Hint: Use a simple python print command to add string to your spark results and run multiple actions in single cell.

In [10]:
#Count number of "Hello" words

#Create a new RDD z_str3_rdd for all "Hello" words in corpus of words 
words_rd3 = words_rd2.filter(lambda line: "Hello" in line) 

#Print count of values in the new RDD which represents number of "Hello" words in corpus
print "The count of words " + str(words_rd3.first())
print "Is: " + str(words_rd3.count())

The count of words Hello
Is: 1


###Computations
Using Python and Spark functions to perform basic analytics on your data. Let investigate how we can sum a couple elements in a string.

In [11]:
#Create RDD of array of numbers
X = ["1,2,3,4,5,6,7,8,9,10"]

#Note: Notice the numbers are in "" which keeps the values together.
#Create an RDD
y_rd = sc.parallelize(X)

#Add Values 3 & 10
Sum_rd = y_rd.map(lambda y: y.split(",")).\
map(lambda y: (int(y[2])+int(y[9])))

#Note: Notice \ to break line for code clarity
#Note: Notice we used elements 2 and 9, array starts with 0
#Return Sum Value
Sum_rd.first()

13

##Creating an RDD from a data file

Apache Spark can access many data sources (Files, HDFS, APIs, Relational Data Sources, Etc.). These files need to be accessable by your Spark cluster.

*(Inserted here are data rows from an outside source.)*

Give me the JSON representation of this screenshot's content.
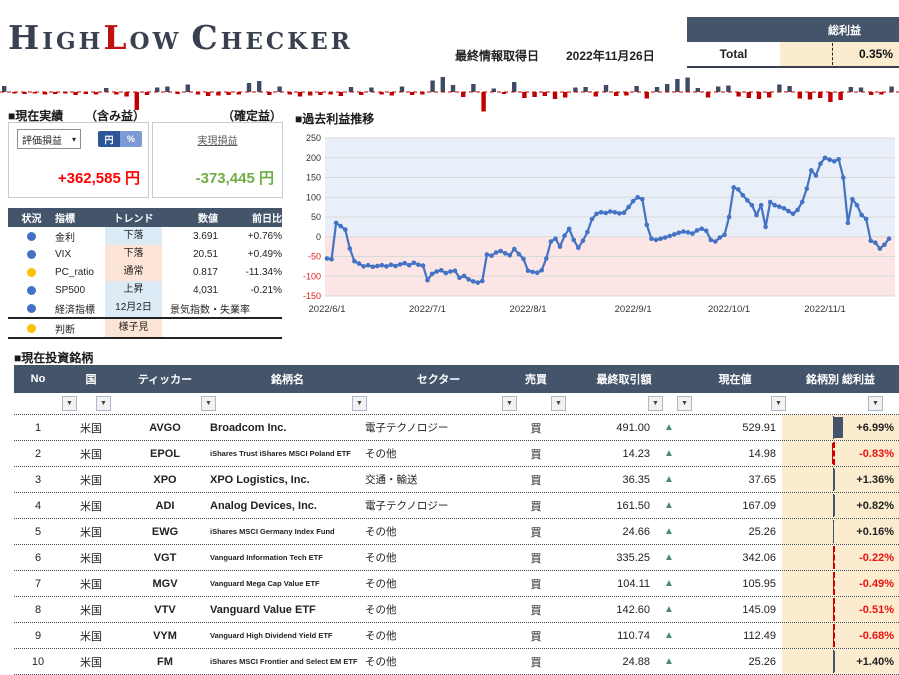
{
  "app": {
    "title": {
      "p1": "H",
      "p2": "IGH",
      "p3": "L",
      "p4": "OW",
      "p5": "C",
      "p6": "HECKER"
    }
  },
  "header": {
    "last_update_label": "最終情報取得日",
    "last_update_value": "2022年11月26日",
    "total_box": {
      "header": "総利益",
      "row_label": "Total",
      "value": "0.35%"
    }
  },
  "current_performance": {
    "section_label": "■現在実績",
    "unrealized_label": "（含み益）",
    "realized_label": "（確定益）",
    "dropdown_value": "評価損益",
    "toggle_yen": "円",
    "toggle_pct": "%",
    "unrealized_value": "+362,585 円",
    "realized_link": "実現損益",
    "realized_value": "-373,445 円"
  },
  "status_table": {
    "headers": [
      "状況",
      "指標",
      "トレンド",
      "数値",
      "前日比"
    ],
    "rows": [
      {
        "dot": "blue",
        "label": "金利",
        "trend": "下落",
        "trend_bg": "blue",
        "value": "3.691",
        "change": "+0.76%",
        "note": ""
      },
      {
        "dot": "blue",
        "label": "VIX",
        "trend": "下落",
        "trend_bg": "cream",
        "value": "20.51",
        "change": "+0.49%",
        "note": ""
      },
      {
        "dot": "yellow",
        "label": "PC_ratio",
        "trend": "通常",
        "trend_bg": "cream",
        "value": "0.817",
        "change": "-11.34%",
        "note": ""
      },
      {
        "dot": "blue",
        "label": "SP500",
        "trend": "上昇",
        "trend_bg": "blue",
        "value": "4,031",
        "change": "-0.21%",
        "note": ""
      },
      {
        "dot": "blue",
        "label": "経済指標",
        "trend": "12月2日",
        "trend_bg": "blue",
        "value": "",
        "change": "",
        "note": "景気指数・失業率"
      },
      {
        "dot": "yellow",
        "label": "判断",
        "trend": "様子見",
        "trend_bg": "cream",
        "value": "",
        "change": "",
        "note": ""
      }
    ]
  },
  "chart_data": [
    {
      "type": "bar",
      "subtype": "winloss-sparkline",
      "title": "",
      "values": [
        1.2,
        -0.3,
        -0.4,
        -0.3,
        -0.5,
        -0.4,
        -0.3,
        -0.6,
        -0.4,
        -0.5,
        0.8,
        -0.5,
        -0.9,
        -3.6,
        -0.6,
        0.9,
        1.1,
        -0.4,
        1.5,
        -0.5,
        -0.8,
        -0.7,
        -0.6,
        -0.5,
        1.8,
        2.2,
        -0.6,
        1.1,
        -0.5,
        -0.9,
        -0.7,
        -0.6,
        -0.5,
        -0.8,
        1.0,
        -0.6,
        0.9,
        -0.5,
        -0.7,
        1.1,
        -0.6,
        -0.5,
        2.3,
        3.0,
        1.4,
        -1.0,
        1.6,
        -3.9,
        0.7,
        -0.4,
        2.0,
        -1.2,
        -1.0,
        -0.8,
        -1.4,
        -1.1,
        0.9,
        1.0,
        -0.9,
        1.4,
        -0.8,
        -0.7,
        1.2,
        -1.3,
        1.0,
        1.6,
        2.6,
        2.9,
        0.8,
        -1.1,
        1.1,
        1.3,
        -0.9,
        -1.2,
        -1.4,
        -1.1,
        1.5,
        1.2,
        -1.3,
        -1.5,
        -1.2,
        -2.0,
        -1.6,
        1.0,
        0.9,
        -0.6,
        -0.5,
        1.1
      ],
      "positive_color": "#3E4C63",
      "negative_color": "#C00000",
      "baseline": "dashed-red"
    },
    {
      "type": "line",
      "title": "■過去利益推移",
      "x_labels": [
        "2022/6/1",
        "2022/7/1",
        "2022/8/1",
        "2022/9/1",
        "2022/10/1",
        "2022/11/1"
      ],
      "month_start_indices": [
        0,
        22,
        44,
        67,
        88,
        109
      ],
      "y_ticks": [
        250,
        200,
        150,
        100,
        50,
        0,
        -50,
        -100,
        -150
      ],
      "ylim": [
        -150,
        250
      ],
      "values": [
        -55,
        -57,
        35,
        27,
        18,
        -30,
        -62,
        -68,
        -75,
        -72,
        -76,
        -74,
        -72,
        -75,
        -71,
        -74,
        -70,
        -67,
        -72,
        -66,
        -71,
        -73,
        -110,
        -94,
        -88,
        -85,
        -92,
        -88,
        -86,
        -104,
        -99,
        -108,
        -113,
        -116,
        -112,
        -45,
        -48,
        -40,
        -36,
        -42,
        -47,
        -31,
        -44,
        -56,
        -86,
        -89,
        -91,
        -85,
        -55,
        -12,
        -5,
        -25,
        3,
        20,
        -8,
        -28,
        -10,
        12,
        45,
        58,
        62,
        60,
        64,
        62,
        59,
        61,
        75,
        90,
        100,
        95,
        30,
        -5,
        -8,
        -5,
        -2,
        2,
        6,
        10,
        13,
        11,
        8,
        16,
        20,
        15,
        -8,
        -12,
        -2,
        5,
        50,
        125,
        120,
        105,
        92,
        80,
        55,
        80,
        25,
        88,
        80,
        76,
        72,
        65,
        58,
        68,
        88,
        122,
        168,
        155,
        185,
        200,
        195,
        191,
        196,
        150,
        35,
        95,
        80,
        55,
        45,
        -10,
        -15,
        -30,
        -20,
        -5
      ],
      "line_color": "#4472C4",
      "bg_above_zero": "#E9EFF8",
      "bg_below_zero": "#FBE5E5",
      "grid": true,
      "legend": "none"
    }
  ],
  "holdings_table": {
    "section_label": "■現在投資銘柄",
    "headers": {
      "no": "No",
      "country": "国",
      "ticker": "ティッカー",
      "name": "銘柄名",
      "sector": "セクター",
      "side": "売買",
      "last_price": "最終取引額",
      "current": "現在値",
      "profit": "銘柄別 総利益"
    },
    "rows": [
      {
        "no": "1",
        "country": "米国",
        "ticker": "AVGO",
        "name": "Broadcom Inc.",
        "sector": "電子テクノロジー",
        "side": "買",
        "last_price": "491.00",
        "trend_icon": "up",
        "current": "529.91",
        "profit": "+6.99%",
        "profit_value": 6.99
      },
      {
        "no": "2",
        "country": "米国",
        "ticker": "EPOL",
        "name": "iShares Trust iShares MSCI Poland ETF",
        "sector": "その他",
        "side": "買",
        "last_price": "14.23",
        "trend_icon": "up",
        "current": "14.98",
        "profit": "-0.83%",
        "profit_value": -0.83
      },
      {
        "no": "3",
        "country": "米国",
        "ticker": "XPO",
        "name": "XPO Logistics, Inc.",
        "sector": "交通・輸送",
        "side": "買",
        "last_price": "36.35",
        "trend_icon": "up",
        "current": "37.65",
        "profit": "+1.36%",
        "profit_value": 1.36
      },
      {
        "no": "4",
        "country": "米国",
        "ticker": "ADI",
        "name": "Analog Devices, Inc.",
        "sector": "電子テクノロジー",
        "side": "買",
        "last_price": "161.50",
        "trend_icon": "up",
        "current": "167.09",
        "profit": "+0.82%",
        "profit_value": 0.82
      },
      {
        "no": "5",
        "country": "米国",
        "ticker": "EWG",
        "name": "iShares MSCI Germany Index Fund",
        "sector": "その他",
        "side": "買",
        "last_price": "24.66",
        "trend_icon": "up",
        "current": "25.26",
        "profit": "+0.16%",
        "profit_value": 0.16
      },
      {
        "no": "6",
        "country": "米国",
        "ticker": "VGT",
        "name": "Vanguard Information Tech ETF",
        "sector": "その他",
        "side": "買",
        "last_price": "335.25",
        "trend_icon": "up",
        "current": "342.06",
        "profit": "-0.22%",
        "profit_value": -0.22
      },
      {
        "no": "7",
        "country": "米国",
        "ticker": "MGV",
        "name": "Vanguard Mega Cap Value ETF",
        "sector": "その他",
        "side": "買",
        "last_price": "104.11",
        "trend_icon": "up",
        "current": "105.95",
        "profit": "-0.49%",
        "profit_value": -0.49
      },
      {
        "no": "8",
        "country": "米国",
        "ticker": "VTV",
        "name": "Vanguard Value ETF",
        "sector": "その他",
        "side": "買",
        "last_price": "142.60",
        "trend_icon": "up",
        "current": "145.09",
        "profit": "-0.51%",
        "profit_value": -0.51
      },
      {
        "no": "9",
        "country": "米国",
        "ticker": "VYM",
        "name": "Vanguard High Dividend Yield ETF",
        "sector": "その他",
        "side": "買",
        "last_price": "110.74",
        "trend_icon": "up",
        "current": "112.49",
        "profit": "-0.68%",
        "profit_value": -0.68
      },
      {
        "no": "10",
        "country": "米国",
        "ticker": "FM",
        "name": "iShares MSCI Frontier and Select EM ETF",
        "sector": "その他",
        "side": "買",
        "last_price": "24.88",
        "trend_icon": "up",
        "current": "25.26",
        "profit": "+1.40%",
        "profit_value": 1.4
      }
    ]
  },
  "colors": {
    "header_dark": "#44546A",
    "accent_red": "#C11212",
    "value_red": "#FF0000",
    "value_green": "#70AD47",
    "trend_blue_bg": "#DDEBF7",
    "trend_cream_bg": "#FCE4D6",
    "databar_cream": "#FBECCF",
    "dot_blue": "#4472C4",
    "dot_yellow": "#FFC000",
    "line_blue": "#4472C4",
    "up_triangle_green": "#4D8A6A"
  }
}
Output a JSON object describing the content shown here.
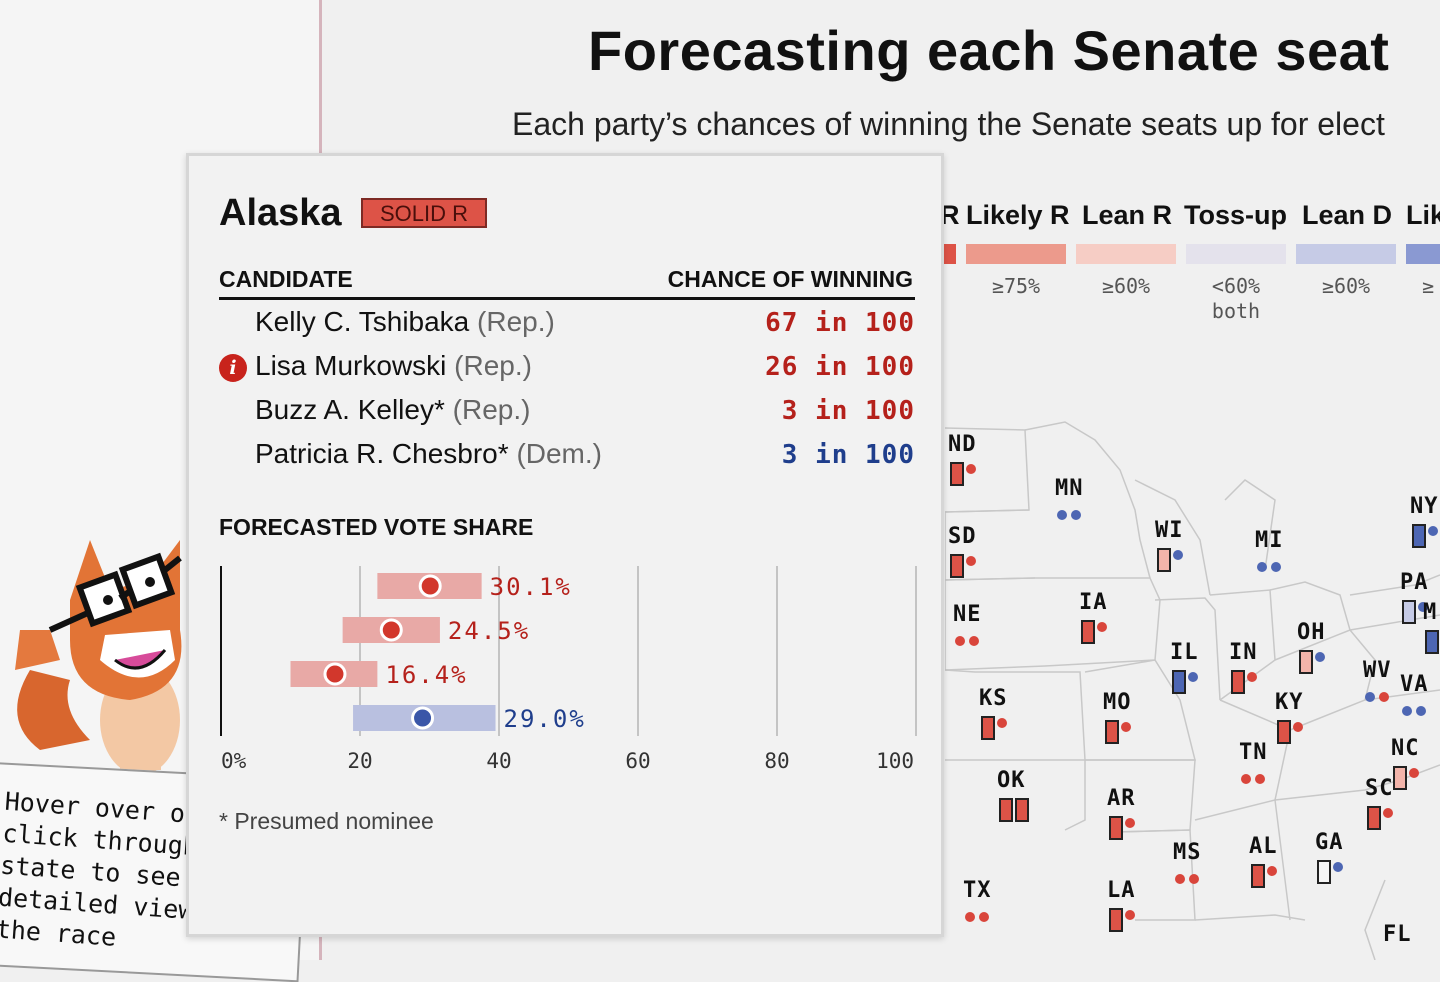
{
  "header": {
    "title": "Forecasting each Senate seat",
    "subtitle": "Each party’s chances of winning the Senate seats up for elect"
  },
  "legend": [
    {
      "label": "R",
      "color": "#dd5347",
      "threshold": ""
    },
    {
      "label": "Likely R",
      "color": "#ec9a8c",
      "threshold": "≥75%"
    },
    {
      "label": "Lean R",
      "color": "#f6cdc5",
      "threshold": "≥60%"
    },
    {
      "label": "Toss-up",
      "color": "#e4e2ec",
      "threshold": "<60% both"
    },
    {
      "label": "Lean D",
      "color": "#c6cbe6",
      "threshold": "≥60%"
    },
    {
      "label": "Lik",
      "color": "#8a99d2",
      "threshold": "≥"
    }
  ],
  "colors": {
    "rep": "#b5211b",
    "dem": "#1f3e8c",
    "solid_r": "#dd5347",
    "bar_r": "#e8a9a6",
    "bar_d": "#b9c0e0"
  },
  "tooltip": {
    "state": "Alaska",
    "rating": "SOLID R",
    "col_candidate": "CANDIDATE",
    "col_chance": "CHANCE OF WINNING",
    "candidates": [
      {
        "name": "Kelly C. Tshibaka",
        "party": "(Rep.)",
        "chance": "67 in 100",
        "side": "rep",
        "info": false
      },
      {
        "name": "Lisa Murkowski",
        "party": "(Rep.)",
        "chance": "26 in 100",
        "side": "rep",
        "info": true
      },
      {
        "name": "Buzz A. Kelley*",
        "party": "(Rep.)",
        "chance": "3 in 100",
        "side": "rep",
        "info": false
      },
      {
        "name": "Patricia R. Chesbro*",
        "party": "(Dem.)",
        "chance": "3 in 100",
        "side": "dem",
        "info": false
      }
    ],
    "info_icon": "i",
    "vote_share_title": "FORECASTED VOTE SHARE",
    "footnote": "* Presumed nominee"
  },
  "chart_data": {
    "type": "bar",
    "orientation": "horizontal",
    "xlim": [
      0,
      100
    ],
    "x_ticks": [
      "0%",
      "20",
      "40",
      "60",
      "80",
      "100"
    ],
    "x_tick_values": [
      0,
      20,
      40,
      60,
      80,
      100
    ],
    "series": [
      {
        "point": 30.1,
        "low": 22.5,
        "high": 37.5,
        "label": "30.1%",
        "side": "rep"
      },
      {
        "point": 24.5,
        "low": 17.5,
        "high": 31.5,
        "label": "24.5%",
        "side": "rep"
      },
      {
        "point": 16.4,
        "low": 10,
        "high": 22.5,
        "label": "16.4%",
        "side": "rep"
      },
      {
        "point": 29.0,
        "low": 19,
        "high": 39.5,
        "label": "29.0%",
        "side": "dem"
      }
    ]
  },
  "hint": {
    "lines": [
      "Hover over or",
      "click through a",
      "state to see a",
      "detailed view of",
      "the race"
    ]
  },
  "map_states": [
    {
      "abbr": "ND",
      "icons": [
        "r-bar",
        "r-dot"
      ]
    },
    {
      "abbr": "MN",
      "icons": [
        "d-dot",
        "d-dot"
      ]
    },
    {
      "abbr": "SD",
      "icons": [
        "r-bar",
        "r-dot"
      ]
    },
    {
      "abbr": "WI",
      "icons": [
        "lr-bar",
        "d-dot"
      ]
    },
    {
      "abbr": "MI",
      "icons": [
        "d-dot",
        "d-dot"
      ]
    },
    {
      "abbr": "NY",
      "icons": [
        "d-bar",
        "d-dot"
      ]
    },
    {
      "abbr": "NE",
      "icons": [
        "r-dot",
        "r-dot"
      ]
    },
    {
      "abbr": "IA",
      "icons": [
        "r-bar",
        "r-dot"
      ]
    },
    {
      "abbr": "PA",
      "icons": [
        "ld-bar",
        "d-dot"
      ]
    },
    {
      "abbr": "M",
      "icons": [
        "d-bar"
      ]
    },
    {
      "abbr": "OH",
      "icons": [
        "lr-bar",
        "d-dot"
      ]
    },
    {
      "abbr": "IL",
      "icons": [
        "d-bar",
        "d-dot"
      ]
    },
    {
      "abbr": "IN",
      "icons": [
        "r-bar",
        "r-dot"
      ]
    },
    {
      "abbr": "KS",
      "icons": [
        "r-bar",
        "r-dot"
      ]
    },
    {
      "abbr": "MO",
      "icons": [
        "r-bar",
        "r-dot"
      ]
    },
    {
      "abbr": "WV",
      "icons": [
        "d-dot",
        "r-dot"
      ]
    },
    {
      "abbr": "VA",
      "icons": [
        "d-dot",
        "d-dot"
      ]
    },
    {
      "abbr": "KY",
      "icons": [
        "r-bar",
        "r-dot"
      ]
    },
    {
      "abbr": "TN",
      "icons": [
        "r-dot",
        "r-dot"
      ]
    },
    {
      "abbr": "NC",
      "icons": [
        "lr-bar",
        "r-dot"
      ]
    },
    {
      "abbr": "OK",
      "icons": [
        "r-bar",
        "r-bar"
      ]
    },
    {
      "abbr": "AR",
      "icons": [
        "r-bar",
        "r-dot"
      ]
    },
    {
      "abbr": "SC",
      "icons": [
        "r-bar",
        "r-dot"
      ]
    },
    {
      "abbr": "MS",
      "icons": [
        "r-dot",
        "r-dot"
      ]
    },
    {
      "abbr": "AL",
      "icons": [
        "r-bar",
        "r-dot"
      ]
    },
    {
      "abbr": "GA",
      "icons": [
        "t-bar",
        "d-dot"
      ]
    },
    {
      "abbr": "TX",
      "icons": [
        "r-dot",
        "r-dot"
      ]
    },
    {
      "abbr": "LA",
      "icons": [
        "r-bar",
        "r-dot"
      ]
    },
    {
      "abbr": "FL",
      "icons": []
    }
  ]
}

We will use wget to pull Apache Spark README.md file into your fully managed spark cluster.

In [12]:
!rm README.md* -f
!wget https://github.com/carloapp2/SparkPOT/blob/master/README.md

--2016-05-16 16:11:19--  https://github.com/carloapp2/SparkPOT/blob/master/README.md
Resolving github.com (github.com)... 192.30.252.122
Connecting to github.com (github.com)|192.30.252.122|:443... connected.
HTTP request sent, awaiting response... 200 OK
Length: unspecified [text/html]
Saving to: 'README.md'

    [ <=>                                   ] 40,242      --.-K/s   in 0.1s    

2016-05-16 16:11:19 (369 KB/s) - 'README.md' saved [40242]



###Use SparkContext textFile to convert a text file to an RDD.

**NOTE**<BR>
The file used is the "README.md" 

In [13]:
#Put Data file into RDD
textfile_rdd = sc.textFile("README.md")
textfile_rdd.count()

596

In [14]:
#Create a new RDD for all words "Spark" in text file
Spark_rdd = textfile_rdd.filter(lambda line: "Spark" in line)

#Print the count of elements in new RDD
print "The file README.md has the word SPARK in it " + str(Spark_rdd.count()) + ' Times.'

The file README.md has the word SPARK in it 49 Times.